Di sisi lain, penemuan hukum-hukum alam menjadi dasar bagi sains untuk menyingkirkan Tuhan dan intervensi-Nya atas alam semesta. Sampai di sini, sains seakan-akan telah menang atas agama. Akan tetapi, muncul pertanyaan apakah klaim sains bahwa alam semesta bekerja menurut hukumnya sendiri tidak menuai problem? Atau apakah masih relevan berbicara mengenai Tuhan ketika alam semesta sudah bekerja menurut hukumnya sendiri? Tulisan ini hendak menjawab pertanyaan tersebut dan terdiri atas: (1) Pemikiran beberapa tokoh penggagas revolusi sains dalam kosmologi dan implikasinya bagi teologi pada bagian akhir masing-masing pembahasan; (2) rangkuman implikasi revolusi sains; dan (3) jalan keluar atas perdebatan sains-agama.

Revolusi Sains

Revolusi yang dimulai oleh Copernicus baru kemudian berkembang menjadi sebuah revolusi yang mumpuni dalam sains setelah dilengkapi oleh “hukum-hukum gerak planet Johannes Kepler (1571-1630), tafsiran matematis Galileo Galileo (1564-1642), dan konsepsi mekanistik Isaac Newton (1642-1727). Dalam tataran yang lebih luas revolusi ini berlangsung melalui pemikiran metodologis dan epistemologis Rene Descartes (1596-1650)” serta empirisme Francis Bacon (1561-1626). Gagasan-gagasan yang dilahirkan oleh tokoh-tokoh ini pada dasarnya berusaha untuk menemukan hukum-hukum mekanika yang mengatur keseluruhan alam semesta. Dengan demikian, arahnya adalah memulai sebuah revolusi sains dengan cara meruntuhkan konsep Aristoteles yang membagi semesta atas alam duniawi yang fana dan alam surgawi tempat hukum-hukum alam tidak bekerja.[1] Pembahasan berikut akan memperlihatkan pemikiran tokoh-tokoh di atas serta implikasinya terhadap teologi.

Nicolaus Copernicus

Nicolaus Copernicus lahir di Torun, di wilayah utara daerah yang sekarang disebut Polandia pada tahun 1473. Pendidikan dasar ditempuhnya di Universitas Jagiellonian di Cracow, kemudian dilanjutkannya di Bologna dan Padua Italia. Pada mulanya, bidang studi utamanya adalah hukum kanon. Namun, dia juga tertarik kemudian untuk mempelajari kedokteran dan astronomi. Ia mulai mendalami astronomi secara serius pada tahun 1503, sembari kembali ke Polandia dan tinggal secara tetap di Frombork (atau Frauenburg), sebuah kota kecil di Varmia. Hasil utama dari studinya ini adalah klaimnya mengenai alam semesta yang berpusat pada matahari. Tidak ada catatan mengenai kapan Copernicus sampai kepada ide ini, tetapi pada tahun 1512 ia menulis sketsa singkat mengenai sistem astronomi baru, yang dikenal sebagai Commentariolus, dan salinan tulisan tangannya disebarkan di antara sebagian kecil ilmuwan. Selain itu, dalam buku Narratio prima tahun 1540 karya satu-satunya murid Copernicus, yakni Georg Rheticus, kita menemukan catatan tentang sistem Copernican ini.[2]

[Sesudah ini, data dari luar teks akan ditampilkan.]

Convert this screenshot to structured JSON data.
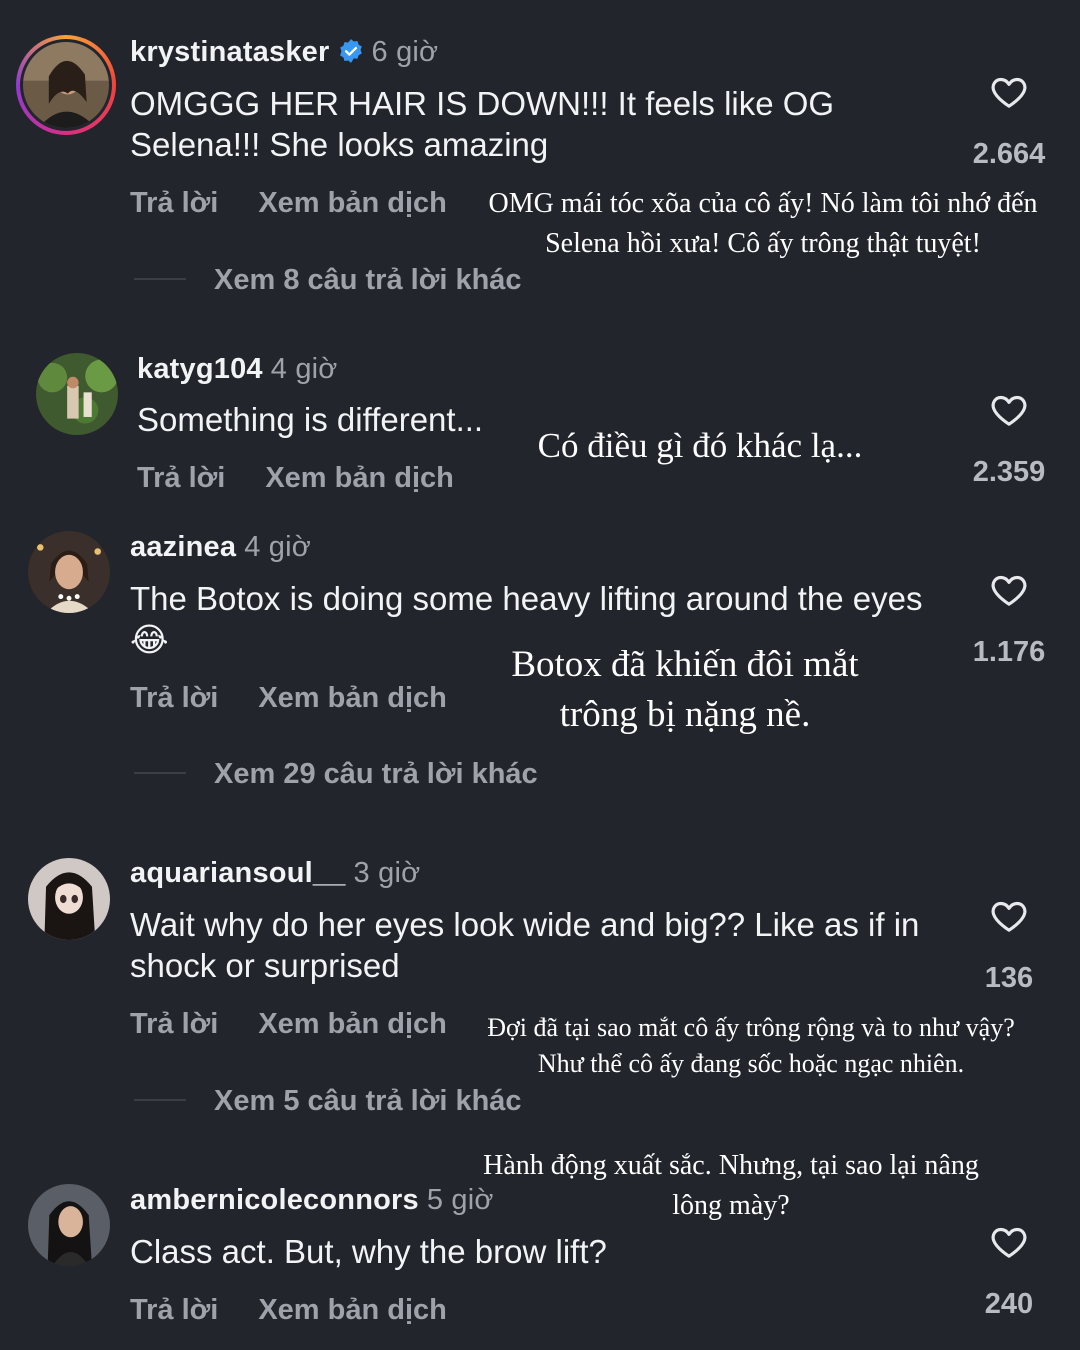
{
  "comments": [
    {
      "username": "krystinatasker",
      "verified": true,
      "time": "6 giờ",
      "text": "OMGGG HER HAIR IS DOWN!!! It feels like OG Selena!!! She looks amazing",
      "reply": "Trả lời",
      "translate": "Xem bản dịch",
      "likes": "2.664",
      "more_replies": "Xem 8 câu trả lời khác",
      "translation": "OMG mái tóc xõa của cô ấy! Nó làm tôi nhớ đến Selena hồi xưa! Cô ấy trông thật tuyệt!",
      "story_ring": true
    },
    {
      "username": "katyg104",
      "time": "4 giờ",
      "text": "Something is different...",
      "reply": "Trả lời",
      "translate": "Xem bản dịch",
      "likes": "2.359",
      "translation": "Có điều gì đó khác lạ..."
    },
    {
      "username": "aazinea",
      "time": "4 giờ",
      "text": "The Botox is doing some heavy lifting around the eyes 😂",
      "reply": "Trả lời",
      "translate": "Xem bản dịch",
      "likes": "1.176",
      "more_replies": "Xem 29 câu trả lời khác",
      "translation_line1": "Botox đã khiến đôi mắt",
      "translation_line2": "trông bị nặng nề."
    },
    {
      "username": "aquariansoul__",
      "time": "3 giờ",
      "text": "Wait why do her eyes look wide and big?? Like as if in shock or surprised",
      "reply": "Trả lời",
      "translate": "Xem bản dịch",
      "likes": "136",
      "more_replies": "Xem 5 câu trả lời khác",
      "translation_line1": "Đợi đã tại sao mắt cô ấy trông rộng và to như vậy?",
      "translation_line2": "Như thể cô ấy đang sốc hoặc ngạc nhiên."
    },
    {
      "username": "ambernicoleconnors",
      "time": "5 giờ",
      "text": "Class act. But, why the brow lift?",
      "reply": "Trả lời",
      "translate": "Xem bản dịch",
      "likes": "240",
      "translation_line1": "Hành động xuất sắc. Nhưng, tại sao lại nâng",
      "translation_line2": "lông mày?"
    }
  ],
  "colors": {
    "background": "#23252c",
    "muted_text": "#9ea2ab",
    "verified_badge": "#3897f0"
  },
  "icons": [
    "heart-outline-icon",
    "verified-badge-icon"
  ]
}
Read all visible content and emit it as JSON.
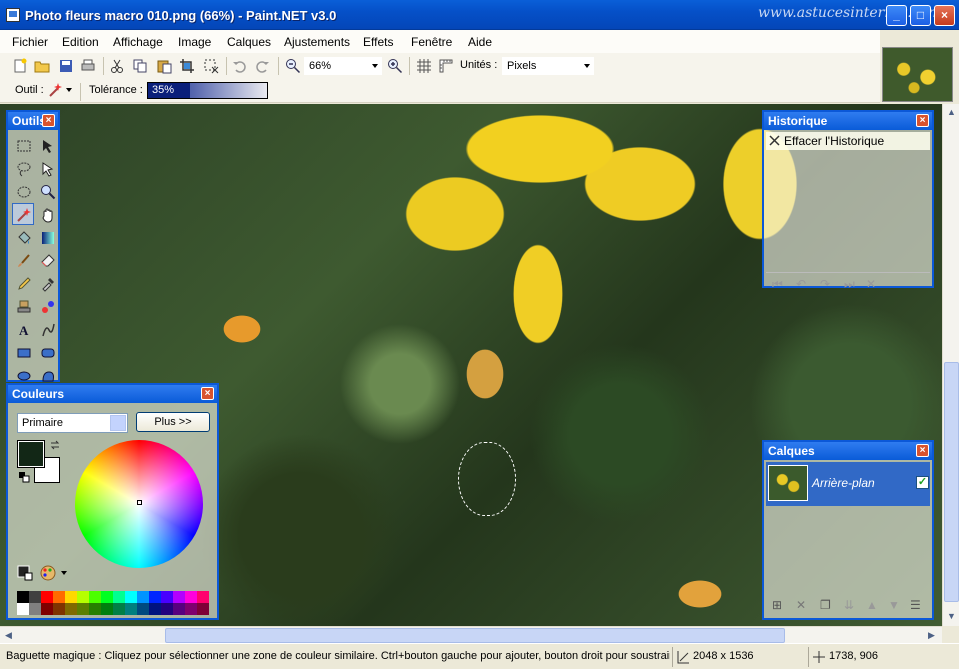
{
  "window": {
    "title": "Photo fleurs macro 010.png (66%) - Paint.NET v3.0",
    "watermark": "www.astucesinternet.com"
  },
  "menu": [
    "Fichier",
    "Edition",
    "Affichage",
    "Image",
    "Calques",
    "Ajustements",
    "Effets",
    "Fenêtre",
    "Aide"
  ],
  "toolbar": {
    "zoom_value": "66%",
    "units_label": "Unités :",
    "units_value": "Pixels"
  },
  "tool_options": {
    "tool_label": "Outil :",
    "tolerance_label": "Tolérance :",
    "tolerance_value": "35%",
    "tolerance_level": 0.35
  },
  "tools_panel": {
    "title": "Outils",
    "selected": "magic-wand"
  },
  "history_panel": {
    "title": "Historique",
    "items": [
      "Effacer l'Historique"
    ]
  },
  "layers_panel": {
    "title": "Calques",
    "layers": [
      {
        "name": "Arrière-plan",
        "visible": true
      }
    ]
  },
  "colors_panel": {
    "title": "Couleurs",
    "mode": "Primaire",
    "more_button": "Plus >>",
    "primary_color": "#122716",
    "secondary_color": "#ffffff"
  },
  "status": {
    "hint": "Baguette magique : Cliquez pour sélectionner une zone de couleur similaire. Ctrl+bouton gauche pour ajouter, bouton droit pour soustraire.",
    "image_size": "2048 x 1536",
    "cursor_pos": "1738, 906"
  },
  "colors": {
    "title_bar": "#0550c8",
    "panel_border": "#0b58d8",
    "selection_fill": "#3169c6"
  },
  "palette": [
    "#000000",
    "#404040",
    "#ff0000",
    "#ff6a00",
    "#ffd800",
    "#b6ff00",
    "#4cff00",
    "#00ff21",
    "#00ff90",
    "#00ffff",
    "#0094ff",
    "#0026ff",
    "#4800ff",
    "#b200ff",
    "#ff00dc",
    "#ff006e",
    "#ffffff",
    "#808080",
    "#7f0000",
    "#7f3300",
    "#7f6a00",
    "#5b7f00",
    "#267f00",
    "#007f0e",
    "#007f46",
    "#007f7f",
    "#004a7f",
    "#00137f",
    "#21007f",
    "#57007f",
    "#7f006e",
    "#7f0037"
  ]
}
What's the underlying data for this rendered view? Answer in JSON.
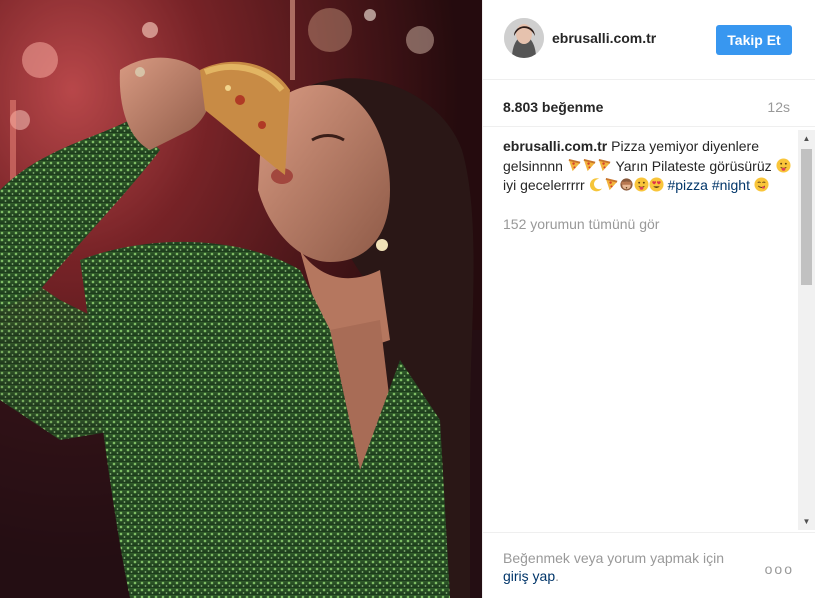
{
  "post": {
    "username": "ebrusalli.com.tr",
    "follow_label": "Takip Et",
    "likes": "8.803 beğenme",
    "time": "12s",
    "caption": {
      "author": "ebrusalli.com.tr",
      "text1": " Pizza yemiyor diyenlere gelsinnnn ",
      "text2": " Yarın Pilateste görüsürüz ",
      "text3": " iyi gecelerrrrr ",
      "hashtag1": "#pizza",
      "hashtag2": "#night"
    },
    "view_comments": "152 yorumun tümünü gör",
    "footer": {
      "prompt": "Beğenmek veya yorum yapmak için ",
      "login_link": "giriş yap",
      "after": ".",
      "more": "ooo"
    }
  },
  "colors": {
    "accent": "#3897f0",
    "link": "#003569",
    "muted": "#999999"
  },
  "icons": [
    "pizza-icon",
    "tongue-out-face-icon",
    "crescent-moon-icon",
    "see-no-evil-monkey-icon",
    "heart-eyes-face-icon",
    "yum-face-icon"
  ]
}
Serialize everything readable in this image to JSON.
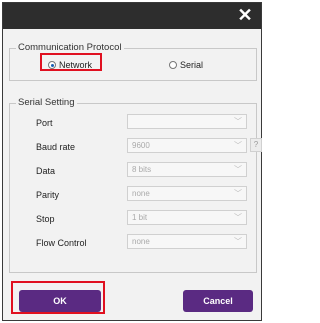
{
  "close_glyph": "✕",
  "protocol": {
    "title": "Communication Protocol",
    "options": [
      {
        "label": "Network",
        "selected": true
      },
      {
        "label": "Serial",
        "selected": false
      }
    ]
  },
  "serial": {
    "title": "Serial Setting",
    "fields": [
      {
        "label": "Port",
        "value": ""
      },
      {
        "label": "Baud rate",
        "value": "9600"
      },
      {
        "label": "Data",
        "value": "8 bits"
      },
      {
        "label": "Parity",
        "value": "none"
      },
      {
        "label": "Stop",
        "value": "1 bit"
      },
      {
        "label": "Flow Control",
        "value": "none"
      }
    ],
    "help_label": "?"
  },
  "buttons": {
    "ok": "OK",
    "cancel": "Cancel"
  },
  "colors": {
    "titlebar": "#2d2d2d",
    "button": "#5a2a82",
    "highlight": "#e01020"
  },
  "icons": {
    "close": "close-icon",
    "chevron": "chevron-down-icon"
  }
}
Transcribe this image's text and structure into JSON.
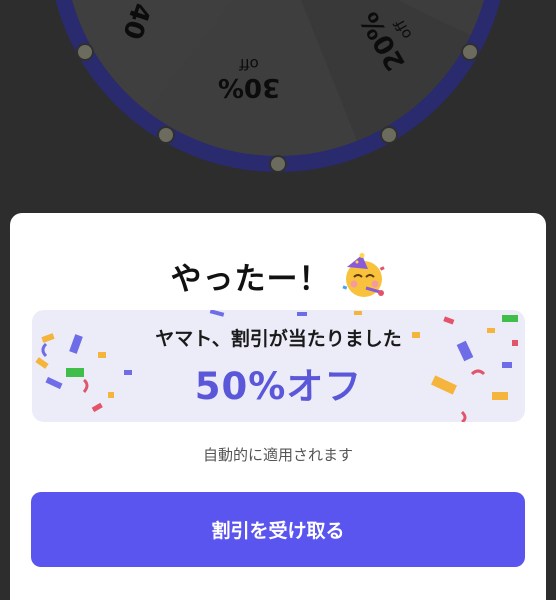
{
  "wheel": {
    "segments": [
      {
        "label": "40",
        "unit": ""
      },
      {
        "label": "30%",
        "unit": "off"
      },
      {
        "label": "20%",
        "unit": "off"
      }
    ],
    "rim_color": "#2a2a6e",
    "bulb_color": "#6b6b5e"
  },
  "dialog": {
    "title": "やったー！",
    "title_icon": "partying-face-icon",
    "prize": {
      "heading": "ヤマト、割引が当たりました",
      "value": "50%オフ",
      "accent": "#5b57d9",
      "background": "#ececf8"
    },
    "note": "自動的に適用されます",
    "claim_button_label": "割引を受け取る",
    "button_color": "#5b55f0"
  }
}
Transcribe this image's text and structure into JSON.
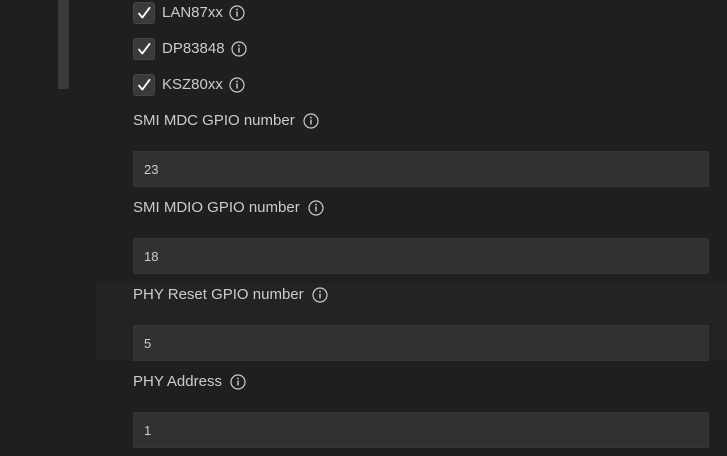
{
  "phy_checkboxes": [
    {
      "label": "LAN87xx",
      "checked": true
    },
    {
      "label": "DP83848",
      "checked": true
    },
    {
      "label": "KSZ80xx",
      "checked": true
    }
  ],
  "fields": [
    {
      "label": "SMI MDC GPIO number",
      "value": "23"
    },
    {
      "label": "SMI MDIO GPIO number",
      "value": "18"
    },
    {
      "label": "PHY Reset GPIO number",
      "value": "5"
    },
    {
      "label": "PHY Address",
      "value": "1"
    }
  ],
  "icons": {
    "checkmark": "checkmark-icon",
    "info": "info-icon"
  },
  "colors": {
    "background": "#1f1f1f",
    "input_background": "#313131",
    "text": "#cccccc",
    "hover_band": "#232323"
  }
}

Karya besar Copernicus, De Revolutionibus diterbitkan tepat pada tahun 1543, tahun kematiannya, setelah lama mengalami penundaan. Penundaan ini barangkali berkaitan dengan ketakutan akan reaksi Gereja Katolik terhadap karya itu nantinya. Dalam kenyataannya, pada tahun 1536 Kardinal Nicolaus von Schönberg mendesak Copernicus untuk menerbitkan karyanya, tetapi tidak berhasil. Copernicus menyadari bahwa karyanya ini akan menjadi kontroversial secara teologis. Namun, dalam pengantar untuk karya itu yang didedikasikan untuk Paus Paulus III, ia menolak anggapan demikian. Menurutnya, hanya orang-orang yang mengabaikan matematika yang menganggap karya itu sebagai sesat dan mengubah bagian di dalamnya agar sesuai dengan tujuan mereka. Memang, De Revolutionibus  sepenuhnya bersifat matematis.[3]

Dalam Commentariolus, Copernicus menguraikan konsep alternatif atas kosmologi tradisional dalam tujuh postulat utama. Menurutnya, pusat alam semesta bukanlah bumi, melainkan matahari.[4] Segala pergerakan yang muncul di cakrawala tidak muncul darinya, tetapi karena bumi itu sendiri bergerak. Selain berputar pada porosnya, bumi juga berputar mengelilingi matahari sebagaimana planet-planet lain. Copernicus lebih lanjut menunjukkan bahwa alam semesta memiliki dimensi yang sangat besar.[5] Klaim ini pada awalnya diterima dengan skeptis karena menghancurkan pandangan Aristoteles yang menyatakan bahwa surga tidak pernah berubah.[6]

Ada polemik mengenai sebuah gagasan yang tertuang di dalam pengantar De Revolutionibus, yakni bahwa apakah itu merupakan pernyataan Copernicus sendiri atau tidak. Copernicus menyatakan bahwa teori heliosentris hanyalah model komputasi dan bukan model yang diklaim benar dalam arti fisik. Akan tetapi, kalimat ini sebenarnya tidak ditulis oleh Copernicus, melainkan oleh Andreas Osiander, seorang teolog Lutheran yang pada waktu itu dipercayakan sebagai pengawas ketika De Revolutionibus dicetak. Copernicus sendiri tentu saja tidak sependapat dengan Osiander dan kalimat di dalam kata pengantar itu ditulis oleh Osiander, sebagaimana diungkapkan oleh Kepler pada tahun 1609 yang menyatakan bahwa tidaklah masuk akal Copernicus menganut posisi instrumentalis sebagaimana diuraikan di dalam pengantar itu.[7]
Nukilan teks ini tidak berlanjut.